Is it all?
Yes, that’s it!
What happens when you enable this option, the compiler will replace all of your malloc/new/allocate calls with the “managed” version. We use a manged pool allocator so the code is not calling cudaMallocManaged directly, but it will be managed.
and should I strip the copyin/copy/copyout calls from my “#pragma acc” statements?
No need to do this. The compiler runtime will check if the variable is managed or not. If it is managed, then the data clause is essentially ignored.
the nvprofiler still shows Host->Device and Device->Host copies of data with identical timings (of both copies and the kernel).
Without specifics, it’s difficult to say exactly why this is happening. However, keep in mind that managed memory is only currently available for use with dynamic data. So if you’re code is using fixed size arrays or objects, then these object still need to be manually managed.

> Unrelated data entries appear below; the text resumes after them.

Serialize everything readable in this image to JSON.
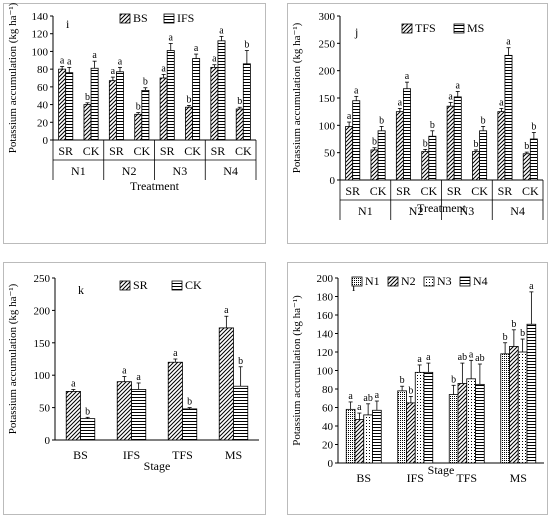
{
  "chart_data": [
    {
      "panel": "i",
      "type": "bar",
      "ylabel": "Potassium accumulation (kg ha⁻¹)",
      "xlabel": "Treatment",
      "ylim": [
        0,
        140
      ],
      "yticks": [
        0,
        20,
        40,
        60,
        80,
        100,
        120,
        140
      ],
      "legend_position": "top",
      "categories": [
        "SR",
        "CK",
        "SR",
        "CK",
        "SR",
        "CK",
        "SR",
        "CK"
      ],
      "groups": [
        "N1",
        "N2",
        "N3",
        "N4"
      ],
      "series": [
        {
          "name": "BS",
          "pattern": "diag",
          "values": [
            80,
            40,
            67,
            29,
            70,
            37,
            82,
            35
          ],
          "errors": [
            3,
            2,
            4,
            2,
            4,
            2,
            3,
            2
          ],
          "letters": [
            "a",
            "b",
            "a",
            "b",
            "a",
            "b",
            "a",
            "b"
          ]
        },
        {
          "name": "IFS",
          "pattern": "hline",
          "values": [
            76,
            81,
            77,
            56,
            101,
            92,
            112,
            86
          ],
          "errors": [
            6,
            8,
            5,
            3,
            8,
            5,
            5,
            15
          ],
          "letters": [
            "a",
            "a",
            "a",
            "b",
            "a",
            "a",
            "a",
            "b"
          ]
        }
      ]
    },
    {
      "panel": "j",
      "type": "bar",
      "ylabel": "Potassium accumulation (kg ha⁻¹)",
      "xlabel": "Treatment",
      "ylim": [
        0,
        300
      ],
      "yticks": [
        0,
        50,
        100,
        150,
        200,
        250,
        300
      ],
      "legend_position": "top",
      "categories": [
        "SR",
        "CK",
        "SR",
        "CK",
        "SR",
        "CK",
        "SR",
        "CK"
      ],
      "groups": [
        "N1",
        "N2",
        "N3",
        "N4"
      ],
      "series": [
        {
          "name": "TFS",
          "pattern": "diag",
          "values": [
            98,
            55,
            125,
            52,
            135,
            52,
            125,
            48
          ],
          "errors": [
            8,
            4,
            6,
            4,
            7,
            3,
            6,
            3
          ],
          "letters": [
            "a",
            "b",
            "a",
            "b",
            "a",
            "b",
            "a",
            "b"
          ]
        },
        {
          "name": "MS",
          "pattern": "hline",
          "values": [
            145,
            90,
            167,
            80,
            152,
            90,
            228,
            75
          ],
          "errors": [
            8,
            8,
            12,
            10,
            10,
            8,
            14,
            12
          ],
          "letters": [
            "a",
            "b",
            "a",
            "b",
            "a",
            "b",
            "a",
            "b"
          ]
        }
      ]
    },
    {
      "panel": "k",
      "type": "bar",
      "ylabel": "Potassium accumulation (kg ha⁻¹)",
      "xlabel": "Stage",
      "ylim": [
        0,
        250
      ],
      "yticks": [
        0,
        50,
        100,
        150,
        200,
        250
      ],
      "legend_position": "top",
      "categories": [
        "BS",
        "IFS",
        "TFS",
        "MS"
      ],
      "series": [
        {
          "name": "SR",
          "pattern": "diag",
          "values": [
            75,
            90,
            120,
            173
          ],
          "errors": [
            3,
            8,
            5,
            18
          ],
          "letters": [
            "a",
            "a",
            "a",
            "a"
          ]
        },
        {
          "name": "CK",
          "pattern": "hline",
          "values": [
            33,
            78,
            48,
            83
          ],
          "errors": [
            2,
            10,
            2,
            30
          ],
          "letters": [
            "b",
            "a",
            "b",
            "b"
          ]
        }
      ]
    },
    {
      "panel": "l",
      "type": "bar",
      "ylabel": "Potassium accumulation (kg ha⁻¹)",
      "xlabel": "Stage",
      "ylim": [
        0,
        200
      ],
      "yticks": [
        0,
        20,
        40,
        60,
        80,
        100,
        120,
        140,
        160,
        180,
        200
      ],
      "legend_position": "top",
      "categories": [
        "BS",
        "IFS",
        "TFS",
        "MS"
      ],
      "series": [
        {
          "name": "N1",
          "pattern": "dots-dense",
          "values": [
            58,
            78,
            74,
            118
          ],
          "errors": [
            8,
            5,
            10,
            12
          ],
          "letters": [
            "a",
            "b",
            "b",
            "b"
          ]
        },
        {
          "name": "N2",
          "pattern": "diag",
          "values": [
            47,
            65,
            86,
            126
          ],
          "errors": [
            7,
            7,
            22,
            18
          ],
          "letters": [
            "a",
            "b",
            "ab",
            "b"
          ]
        },
        {
          "name": "N3",
          "pattern": "dots-sparse",
          "values": [
            52,
            98,
            91,
            120
          ],
          "errors": [
            12,
            8,
            20,
            14
          ],
          "letters": [
            "ab",
            "a",
            "a",
            "b"
          ]
        },
        {
          "name": "N4",
          "pattern": "hline",
          "values": [
            57,
            98,
            85,
            150
          ],
          "errors": [
            10,
            10,
            22,
            35
          ],
          "letters": [
            "a",
            "a",
            "ab",
            "a"
          ]
        }
      ]
    }
  ]
}
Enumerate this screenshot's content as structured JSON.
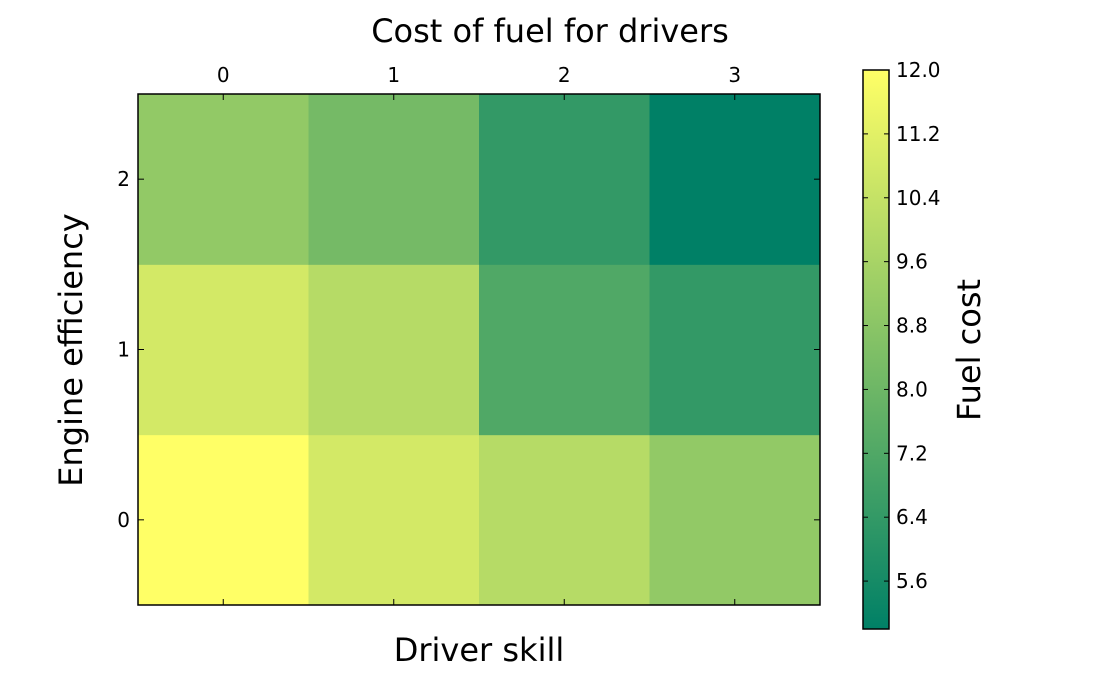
{
  "chart_data": {
    "type": "heatmap",
    "title": "Cost of fuel for drivers",
    "xlabel": "Driver skill",
    "ylabel": "Engine efficiency",
    "x_categories": [
      "0",
      "1",
      "2",
      "3"
    ],
    "y_categories": [
      "0",
      "1",
      "2"
    ],
    "values": [
      [
        12.0,
        10.8,
        10.0,
        9.0
      ],
      [
        10.8,
        10.0,
        7.2,
        6.4
      ],
      [
        9.0,
        8.2,
        6.4,
        5.0
      ]
    ],
    "colorbar": {
      "label": "Fuel cost",
      "min": 5.0,
      "max": 12.0,
      "ticks": [
        "5.6",
        "6.4",
        "7.2",
        "8.0",
        "8.8",
        "9.6",
        "10.4",
        "11.2",
        "12.0"
      ],
      "colormap": "summer",
      "low_color": "#008066",
      "high_color": "#ffff66"
    },
    "x_axis_position": "top",
    "grid": false
  }
}
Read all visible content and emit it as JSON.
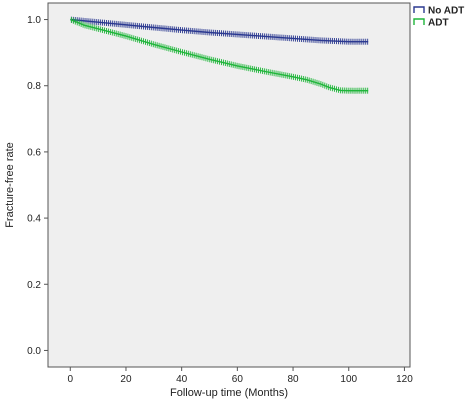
{
  "chart_data": {
    "type": "line",
    "title": "",
    "xlabel": "Follow-up time (Months)",
    "ylabel": "Fracture-free rate",
    "xlim": [
      -8,
      122
    ],
    "ylim": [
      -0.05,
      1.05
    ],
    "x_ticks": [
      0,
      20,
      40,
      60,
      80,
      100,
      120
    ],
    "y_ticks": [
      0.0,
      0.2,
      0.4,
      0.6,
      0.8,
      1.0
    ],
    "x_tick_labels": [
      "0",
      "20",
      "40",
      "60",
      "80",
      "100",
      "120"
    ],
    "y_tick_labels": [
      "0.0",
      "0.2",
      "0.4",
      "0.6",
      "0.8",
      "1.0"
    ],
    "grid": false,
    "legend_position": "top-right",
    "plot_background": "#efefef",
    "series": [
      {
        "name": "No ADT",
        "color": "#2b3990",
        "x": [
          0,
          10,
          20,
          30,
          40,
          50,
          60,
          70,
          80,
          90,
          100,
          107
        ],
        "y": [
          1.0,
          0.992,
          0.984,
          0.976,
          0.968,
          0.961,
          0.955,
          0.949,
          0.943,
          0.937,
          0.933,
          0.933
        ]
      },
      {
        "name": "ADT",
        "color": "#1fb53a",
        "x": [
          0,
          5,
          10,
          20,
          30,
          40,
          50,
          60,
          70,
          80,
          85,
          90,
          93,
          97,
          100,
          107
        ],
        "y": [
          1.0,
          0.983,
          0.972,
          0.95,
          0.925,
          0.902,
          0.88,
          0.86,
          0.843,
          0.827,
          0.818,
          0.805,
          0.795,
          0.786,
          0.785,
          0.785
        ]
      }
    ]
  }
}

Also, you need to make sure that you link with “-ta=tesla:managed” as well. Otherwise the runtime check to see if it’s managed isn’t used.
For manged memory, the profiler should have a row which shows the relative “heat” of the page migration between the host and device. It wont show the individual data copies like it does with the data regions.
Or could it be that nvprofile somehow disables the unified memory
It’s enabled by default, but it is possible to disable it when you create a session. Plus you need a device that’s capable of supporting unified memory.